Gálvez y su equipo también contemplan el uso de aprendizaje automático para optimizar el proceso de identificación y posiblemente detectar diferencias más sutiles que pasan desapercibidas para el ojo humano. «Probablemente también sea más rápido, pero es necesario evaluarlo», añadió.

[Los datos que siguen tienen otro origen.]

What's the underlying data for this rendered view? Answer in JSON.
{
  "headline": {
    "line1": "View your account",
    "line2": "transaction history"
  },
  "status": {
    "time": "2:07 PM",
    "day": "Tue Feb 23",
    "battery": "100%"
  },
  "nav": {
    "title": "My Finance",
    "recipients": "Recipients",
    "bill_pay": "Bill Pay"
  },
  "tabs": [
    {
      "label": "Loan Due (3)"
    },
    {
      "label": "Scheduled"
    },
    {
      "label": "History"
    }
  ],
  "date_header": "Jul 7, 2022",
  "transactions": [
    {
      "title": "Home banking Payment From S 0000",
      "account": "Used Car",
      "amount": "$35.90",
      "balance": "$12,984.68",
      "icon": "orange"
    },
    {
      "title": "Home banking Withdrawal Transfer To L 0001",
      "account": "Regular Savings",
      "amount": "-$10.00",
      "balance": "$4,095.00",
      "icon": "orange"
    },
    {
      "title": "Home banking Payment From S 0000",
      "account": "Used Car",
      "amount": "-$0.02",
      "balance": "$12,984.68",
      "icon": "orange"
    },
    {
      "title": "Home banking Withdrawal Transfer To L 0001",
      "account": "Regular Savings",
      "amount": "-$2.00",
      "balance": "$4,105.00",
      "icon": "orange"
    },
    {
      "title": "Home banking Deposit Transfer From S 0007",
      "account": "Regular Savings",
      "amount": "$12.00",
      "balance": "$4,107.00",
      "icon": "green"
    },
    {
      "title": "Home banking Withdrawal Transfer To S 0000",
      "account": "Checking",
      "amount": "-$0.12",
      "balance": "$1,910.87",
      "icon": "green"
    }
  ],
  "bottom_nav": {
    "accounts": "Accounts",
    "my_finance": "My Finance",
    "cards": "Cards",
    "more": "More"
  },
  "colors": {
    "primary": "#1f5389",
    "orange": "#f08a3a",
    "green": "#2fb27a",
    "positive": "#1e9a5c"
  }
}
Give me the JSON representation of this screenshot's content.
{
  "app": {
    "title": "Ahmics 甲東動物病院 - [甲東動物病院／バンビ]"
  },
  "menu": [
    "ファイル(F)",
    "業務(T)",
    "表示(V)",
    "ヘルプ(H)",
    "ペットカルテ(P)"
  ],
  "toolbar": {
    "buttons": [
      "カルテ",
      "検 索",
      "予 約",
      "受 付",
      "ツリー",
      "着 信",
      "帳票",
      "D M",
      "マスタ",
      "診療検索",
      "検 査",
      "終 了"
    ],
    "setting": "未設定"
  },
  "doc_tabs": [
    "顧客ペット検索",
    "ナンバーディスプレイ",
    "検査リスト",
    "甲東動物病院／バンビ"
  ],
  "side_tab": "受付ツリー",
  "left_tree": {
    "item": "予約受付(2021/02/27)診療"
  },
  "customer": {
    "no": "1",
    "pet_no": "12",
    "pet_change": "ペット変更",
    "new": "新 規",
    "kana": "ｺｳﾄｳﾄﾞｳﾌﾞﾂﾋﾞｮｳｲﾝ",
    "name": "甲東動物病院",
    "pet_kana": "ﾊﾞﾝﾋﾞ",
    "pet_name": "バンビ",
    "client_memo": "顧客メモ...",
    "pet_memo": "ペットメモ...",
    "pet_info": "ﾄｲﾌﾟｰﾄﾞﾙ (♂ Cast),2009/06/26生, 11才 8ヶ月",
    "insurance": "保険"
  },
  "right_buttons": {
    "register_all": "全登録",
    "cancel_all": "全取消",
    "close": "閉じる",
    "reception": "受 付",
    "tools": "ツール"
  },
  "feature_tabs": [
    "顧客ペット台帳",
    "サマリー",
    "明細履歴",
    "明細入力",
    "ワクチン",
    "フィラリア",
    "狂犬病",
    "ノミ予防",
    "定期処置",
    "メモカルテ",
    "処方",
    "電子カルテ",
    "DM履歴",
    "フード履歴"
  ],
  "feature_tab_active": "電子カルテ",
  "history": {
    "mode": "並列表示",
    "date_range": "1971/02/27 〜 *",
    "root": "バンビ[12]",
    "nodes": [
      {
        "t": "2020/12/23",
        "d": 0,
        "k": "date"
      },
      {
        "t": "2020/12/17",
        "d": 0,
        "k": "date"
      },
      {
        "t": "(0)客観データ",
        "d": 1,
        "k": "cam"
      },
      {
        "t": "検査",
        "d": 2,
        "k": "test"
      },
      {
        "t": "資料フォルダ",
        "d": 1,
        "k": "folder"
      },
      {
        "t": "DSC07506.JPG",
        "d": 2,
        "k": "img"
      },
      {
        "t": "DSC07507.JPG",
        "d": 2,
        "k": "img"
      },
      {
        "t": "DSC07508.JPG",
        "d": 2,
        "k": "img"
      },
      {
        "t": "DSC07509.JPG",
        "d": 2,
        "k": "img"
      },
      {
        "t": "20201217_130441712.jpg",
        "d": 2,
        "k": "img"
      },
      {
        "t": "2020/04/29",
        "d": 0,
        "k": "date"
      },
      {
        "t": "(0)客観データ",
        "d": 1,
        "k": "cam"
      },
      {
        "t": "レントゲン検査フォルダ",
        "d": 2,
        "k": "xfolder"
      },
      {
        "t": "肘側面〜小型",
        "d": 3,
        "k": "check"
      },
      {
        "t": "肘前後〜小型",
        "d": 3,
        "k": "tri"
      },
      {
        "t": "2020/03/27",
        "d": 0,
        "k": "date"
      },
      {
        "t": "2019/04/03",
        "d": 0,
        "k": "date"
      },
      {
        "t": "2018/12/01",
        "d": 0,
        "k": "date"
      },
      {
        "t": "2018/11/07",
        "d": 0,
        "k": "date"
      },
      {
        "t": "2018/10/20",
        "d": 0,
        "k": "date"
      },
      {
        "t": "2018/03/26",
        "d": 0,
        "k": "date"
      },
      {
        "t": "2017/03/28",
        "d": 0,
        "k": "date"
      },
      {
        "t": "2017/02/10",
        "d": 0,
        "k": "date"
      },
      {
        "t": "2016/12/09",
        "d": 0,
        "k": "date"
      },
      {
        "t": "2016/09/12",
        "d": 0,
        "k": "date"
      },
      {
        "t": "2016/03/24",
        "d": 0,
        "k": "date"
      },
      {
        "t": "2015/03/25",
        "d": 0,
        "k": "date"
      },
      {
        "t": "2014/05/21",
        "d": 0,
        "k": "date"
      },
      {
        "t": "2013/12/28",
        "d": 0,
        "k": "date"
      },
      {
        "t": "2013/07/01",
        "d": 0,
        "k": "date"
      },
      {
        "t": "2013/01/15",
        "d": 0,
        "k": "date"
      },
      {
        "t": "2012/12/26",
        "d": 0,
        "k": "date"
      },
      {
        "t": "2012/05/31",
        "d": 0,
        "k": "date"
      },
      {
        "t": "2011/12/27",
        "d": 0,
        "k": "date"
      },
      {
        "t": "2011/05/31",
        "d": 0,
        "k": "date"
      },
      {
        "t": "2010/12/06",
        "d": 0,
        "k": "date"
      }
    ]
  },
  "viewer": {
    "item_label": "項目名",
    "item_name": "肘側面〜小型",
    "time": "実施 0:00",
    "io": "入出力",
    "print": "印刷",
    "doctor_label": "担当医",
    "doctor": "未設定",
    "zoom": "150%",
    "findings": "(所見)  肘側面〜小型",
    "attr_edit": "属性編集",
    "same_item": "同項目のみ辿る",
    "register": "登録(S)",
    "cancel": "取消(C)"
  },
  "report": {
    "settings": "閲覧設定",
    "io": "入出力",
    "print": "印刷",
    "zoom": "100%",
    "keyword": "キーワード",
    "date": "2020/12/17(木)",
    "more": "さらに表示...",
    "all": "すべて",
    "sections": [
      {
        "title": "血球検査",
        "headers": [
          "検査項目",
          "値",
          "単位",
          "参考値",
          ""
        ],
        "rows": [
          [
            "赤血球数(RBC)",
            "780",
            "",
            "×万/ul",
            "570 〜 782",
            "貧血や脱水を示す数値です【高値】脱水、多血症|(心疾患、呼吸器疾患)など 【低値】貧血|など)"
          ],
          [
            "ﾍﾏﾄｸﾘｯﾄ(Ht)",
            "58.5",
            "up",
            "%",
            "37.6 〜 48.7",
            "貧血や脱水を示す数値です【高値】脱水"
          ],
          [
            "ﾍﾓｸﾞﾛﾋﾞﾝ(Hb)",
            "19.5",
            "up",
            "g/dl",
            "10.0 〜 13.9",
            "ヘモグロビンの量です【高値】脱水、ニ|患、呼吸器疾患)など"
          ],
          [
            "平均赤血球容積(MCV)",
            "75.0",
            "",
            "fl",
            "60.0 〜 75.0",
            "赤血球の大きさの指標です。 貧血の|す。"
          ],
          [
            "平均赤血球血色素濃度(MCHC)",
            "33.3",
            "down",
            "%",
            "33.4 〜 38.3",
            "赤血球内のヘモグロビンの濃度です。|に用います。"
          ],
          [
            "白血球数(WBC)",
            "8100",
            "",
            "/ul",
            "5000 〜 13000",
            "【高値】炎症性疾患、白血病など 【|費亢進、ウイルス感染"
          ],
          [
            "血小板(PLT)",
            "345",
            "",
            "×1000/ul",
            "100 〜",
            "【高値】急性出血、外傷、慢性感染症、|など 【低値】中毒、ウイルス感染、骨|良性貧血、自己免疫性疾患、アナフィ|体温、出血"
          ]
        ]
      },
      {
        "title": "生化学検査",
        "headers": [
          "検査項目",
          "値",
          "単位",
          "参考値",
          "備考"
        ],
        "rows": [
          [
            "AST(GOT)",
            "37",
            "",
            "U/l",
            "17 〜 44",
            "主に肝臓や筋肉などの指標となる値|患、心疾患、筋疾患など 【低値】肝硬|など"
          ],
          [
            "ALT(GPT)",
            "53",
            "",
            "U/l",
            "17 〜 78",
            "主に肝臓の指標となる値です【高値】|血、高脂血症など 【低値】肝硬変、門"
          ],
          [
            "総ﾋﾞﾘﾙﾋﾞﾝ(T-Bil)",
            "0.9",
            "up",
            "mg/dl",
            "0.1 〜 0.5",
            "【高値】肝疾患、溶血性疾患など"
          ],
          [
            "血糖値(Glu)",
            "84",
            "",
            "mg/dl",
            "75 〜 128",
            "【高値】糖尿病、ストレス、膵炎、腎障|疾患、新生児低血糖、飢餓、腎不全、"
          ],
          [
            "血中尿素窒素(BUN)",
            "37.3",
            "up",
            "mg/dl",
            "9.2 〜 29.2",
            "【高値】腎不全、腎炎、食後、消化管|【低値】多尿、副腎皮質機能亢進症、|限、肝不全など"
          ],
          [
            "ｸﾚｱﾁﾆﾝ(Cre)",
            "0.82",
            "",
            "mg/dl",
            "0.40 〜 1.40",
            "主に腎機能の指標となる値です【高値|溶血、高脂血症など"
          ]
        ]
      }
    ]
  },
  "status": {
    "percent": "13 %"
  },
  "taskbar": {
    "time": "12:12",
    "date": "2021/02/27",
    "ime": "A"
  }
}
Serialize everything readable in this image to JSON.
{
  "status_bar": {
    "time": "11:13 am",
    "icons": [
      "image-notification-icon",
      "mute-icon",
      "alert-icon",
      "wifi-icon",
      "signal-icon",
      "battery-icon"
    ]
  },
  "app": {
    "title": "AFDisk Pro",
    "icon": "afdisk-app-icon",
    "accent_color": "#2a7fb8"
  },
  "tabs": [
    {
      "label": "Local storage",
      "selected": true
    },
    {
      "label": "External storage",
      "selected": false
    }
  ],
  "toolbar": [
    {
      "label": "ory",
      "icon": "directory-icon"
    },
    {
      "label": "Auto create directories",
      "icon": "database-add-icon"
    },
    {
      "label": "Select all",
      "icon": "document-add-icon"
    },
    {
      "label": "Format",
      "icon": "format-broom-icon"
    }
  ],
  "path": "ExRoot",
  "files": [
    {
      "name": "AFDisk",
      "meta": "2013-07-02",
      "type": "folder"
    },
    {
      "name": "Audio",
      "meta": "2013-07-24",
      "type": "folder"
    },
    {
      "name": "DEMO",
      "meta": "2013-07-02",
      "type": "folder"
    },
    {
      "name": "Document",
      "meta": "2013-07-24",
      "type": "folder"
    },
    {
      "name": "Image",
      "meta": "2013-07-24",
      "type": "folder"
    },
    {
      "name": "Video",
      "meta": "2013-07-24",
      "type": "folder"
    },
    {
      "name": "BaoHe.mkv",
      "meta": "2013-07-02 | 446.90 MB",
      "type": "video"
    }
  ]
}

Para Duque, desarrollar un método de este tipo para estimar las poblaciones de felinos pequeños es una prioridad.
Aunque el uso de cámaras trampa colocadas en posición cenital no siempre ofrece las fotografías de vida silvestre más espectaculares, estas instantáneas de felinos pequeños podrían resultar una herramienta importante para los conservacionistas que luchan por comprender y preservar a los felinos más pequeños de Sudamérica en los próximos años. Esto, siempre y cuando las pruebas de campo en curso demuestren la viabilidad de la técnica.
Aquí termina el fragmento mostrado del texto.